The regular Speed Kit product
A new version of Speed Kit with a new beta feature that we want to test with our customer

We will therefore have 2 parallel A/B tests:

Test A: Control vs. Speed Kit
Test B: Control vs. Speed Kit + beta

We can run the 2 A/B tests separately and get each metric twice (LCP lift, p-value, power)

We want to test several versions of Speed Kit

The core problem

The issue here lies in our definition of a success:

If the regular Speed Kit group and/or the experimental Speed Kit group are showing a significant uplift, then we would say that we were successful.

Our test is a sort of “super-test”, depending on the results of the 2 tests described before. Let’s imagine that we have these p-values:

Test A: p-value = 4.2%
Test B: p-value = 3.9 %

Let’s call P1 the probability of having at least a type I error in our test. P1 has to be equal to the sum of the probabilities of having a type I error in each of the tests.

P1 = P(type I error in test A) + P(type I error in test B)
P1 = 4.2% + 3.9%
P1 = 8.1%

As we see, we can have two separate tests that have a p-value lower than 5%, but it can not ensure that we have a p-value respecting the same standard for the whole experience.

‍

How can we solve the multiple comparisons problem?
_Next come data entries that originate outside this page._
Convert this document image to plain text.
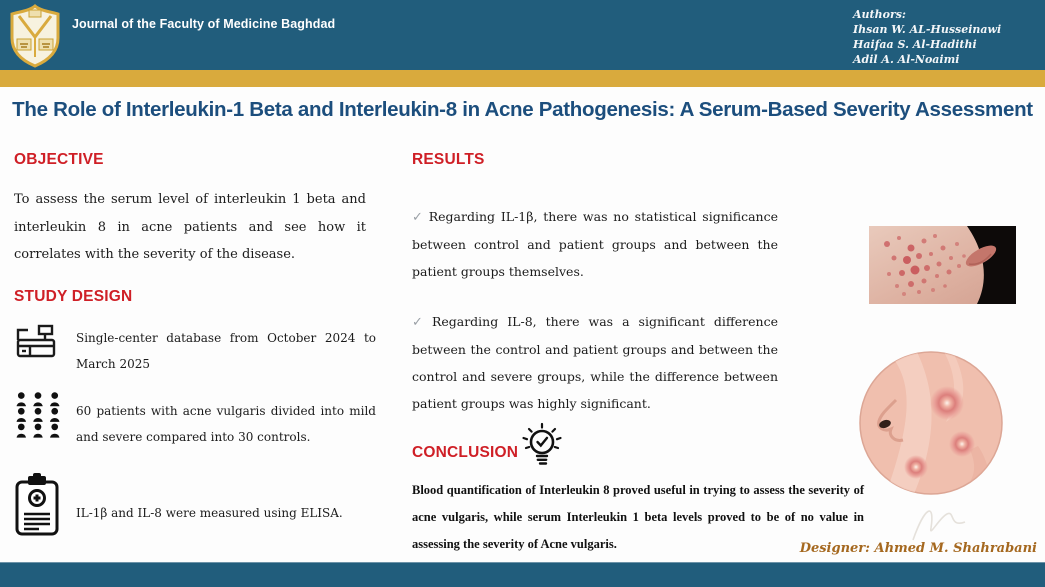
Journal of the Faculty of Medicine Baghdad
Authors:
Ihsan W. AL-Husseinawi
Haifaa S. Al-Hadithi
Adil A. Al-Noaimi
The Role of Interleukin-1 Beta and Interleukin-8 in Acne Pathogenesis: A Serum-Based Severity Assessment
OBJECTIVE
To assess the serum level of interleukin 1 beta and interleukin 8 in acne patients and see how it correlates with the severity of the disease.
STUDY DESIGN
Single-center database from October 2024 to March 2025
60 patients with acne vulgaris divided into mild and severe compared into 30 controls.
IL-1β and IL-8 were measured using ELISA.
RESULTS
✓ Regarding IL-1β, there was no statistical significance between control and patient groups and between the patient groups themselves.
✓ Regarding IL-8, there was a significant difference between the control and patient groups and between the control and severe groups, while the difference between patient groups was highly significant.
CONCLUSION
Blood quantification of Interleukin 8 proved useful in trying to assess the severity of acne vulgaris, while serum Interleukin 1 beta levels proved to be of no value in assessing the severity of Acne vulgaris.	Designer: Ahmed M. Shahrabani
This problem is well known from statisticians and it is described as the “multiple comparison” problem. Thankfully there are a couple of solutions to correct it. Today, we will focus on the Bonferroni correction, a method that reduces the likelihood of falsely identifying significant results when conducting multiple tests.
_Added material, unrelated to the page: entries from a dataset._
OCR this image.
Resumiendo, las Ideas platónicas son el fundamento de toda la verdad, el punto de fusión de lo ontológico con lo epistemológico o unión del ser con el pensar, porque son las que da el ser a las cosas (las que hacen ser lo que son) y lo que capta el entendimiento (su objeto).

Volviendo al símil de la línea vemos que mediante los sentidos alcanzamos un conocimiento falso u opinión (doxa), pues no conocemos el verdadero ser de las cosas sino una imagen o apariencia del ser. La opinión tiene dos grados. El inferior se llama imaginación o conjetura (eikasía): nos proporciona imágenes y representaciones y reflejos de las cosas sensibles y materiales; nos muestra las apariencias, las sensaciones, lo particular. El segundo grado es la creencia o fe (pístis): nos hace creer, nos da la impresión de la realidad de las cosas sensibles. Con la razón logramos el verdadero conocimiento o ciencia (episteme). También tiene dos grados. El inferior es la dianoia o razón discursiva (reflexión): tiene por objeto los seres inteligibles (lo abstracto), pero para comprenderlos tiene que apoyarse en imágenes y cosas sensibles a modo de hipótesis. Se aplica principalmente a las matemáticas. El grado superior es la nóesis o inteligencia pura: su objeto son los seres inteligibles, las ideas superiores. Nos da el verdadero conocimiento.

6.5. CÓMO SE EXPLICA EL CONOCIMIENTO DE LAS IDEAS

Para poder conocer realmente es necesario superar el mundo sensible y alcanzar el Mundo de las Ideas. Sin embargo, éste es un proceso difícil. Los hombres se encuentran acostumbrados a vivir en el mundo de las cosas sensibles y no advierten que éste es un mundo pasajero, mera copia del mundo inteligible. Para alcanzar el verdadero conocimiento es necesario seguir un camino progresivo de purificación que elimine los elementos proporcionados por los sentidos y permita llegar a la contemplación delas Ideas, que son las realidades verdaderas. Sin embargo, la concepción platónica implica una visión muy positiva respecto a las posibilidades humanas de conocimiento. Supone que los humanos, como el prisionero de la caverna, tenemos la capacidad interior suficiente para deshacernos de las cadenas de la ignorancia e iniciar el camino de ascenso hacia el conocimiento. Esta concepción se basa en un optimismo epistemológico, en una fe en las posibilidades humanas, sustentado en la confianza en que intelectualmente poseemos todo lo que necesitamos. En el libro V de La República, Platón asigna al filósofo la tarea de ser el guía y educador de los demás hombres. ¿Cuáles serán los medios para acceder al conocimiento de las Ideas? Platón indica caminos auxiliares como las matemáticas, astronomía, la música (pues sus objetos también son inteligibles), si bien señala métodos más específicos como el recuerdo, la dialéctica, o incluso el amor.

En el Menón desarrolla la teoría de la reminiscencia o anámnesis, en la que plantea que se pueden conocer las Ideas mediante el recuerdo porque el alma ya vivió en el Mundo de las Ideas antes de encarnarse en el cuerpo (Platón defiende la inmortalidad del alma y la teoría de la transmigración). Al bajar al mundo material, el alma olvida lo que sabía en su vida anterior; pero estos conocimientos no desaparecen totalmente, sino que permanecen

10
The Bonferroni correction is extremely simple and it is also very conservative. This indicates that we are no doing any compromise about the robustness of our test.

Bonferroni correction

The Bonferroni correction is extremely simple to compute. It just requires one to divide the p-value threshold of every A/B tests by the number of tests that are run.

In our example, it means that we do not accept the validity of test A and B as long as their p-value is above 5%/2 = 2.5%.

The concept is very simple: by dividing the threshold of each test by the number of tests, we ensure that the sum of p-values (and therefore, the global threshold) is never reaching above 5%.

What is not covered by Bonferroni method

It is important to clarify what is not concerned by the Bonferroni correction because it is often a source of confusion.

Independent tests: If the two A/B tests are completely independent of each other, meaning they are testing different hypotheses or in different contexts where the outcomes do not influence each other, the need for Bonferroni correction is reduced. The primary concern for multiple comparisons is when tests are correlated and the results could influence each other.
Different metrics: If the A/B tests are evaluating different metrics that do not interact or influence each other, the correction may not be necessary. For example, one test might be measuring user web performance metrics while the other measures bounce rates. Since these are different outcomes, the risk of cumulative Type I error might be less significant.
Exploratory analysis: If the A/B tests are part of an exploratory analysis rather than confirmatory research, some researchers argue that strict corrections like Bonferroni may be too conservative. The focus in exploratory analysis is often on identifying potential trends rather than making definitive conclusions.
Sequential testing: If A/B tests are conducted sequentially and decisions are made based on the outcome of the previous test, the context might not require Bonferroni correction. Each test is evaluated in isolation as part of an iterative process.
Cost of type II errors: In some cases, the cost of missing a potentially true effect (Type II error) is considered more critical than a false positive (Type I error). In such scenarios, researchers might accept a slightly higher risk of Type I error without applying the Bonferroni correction to avoid missing out on significant findings.
‍

Conclusion

A/B testing is our secret sauce to proving Speed Kit’s value, one hypothesis at a time. By setting up clear tests and analyzing metrics like LCP lift, p-value, and power, we ensure our product delivers real results. With each partnership, we confidently contribute to making the web faster!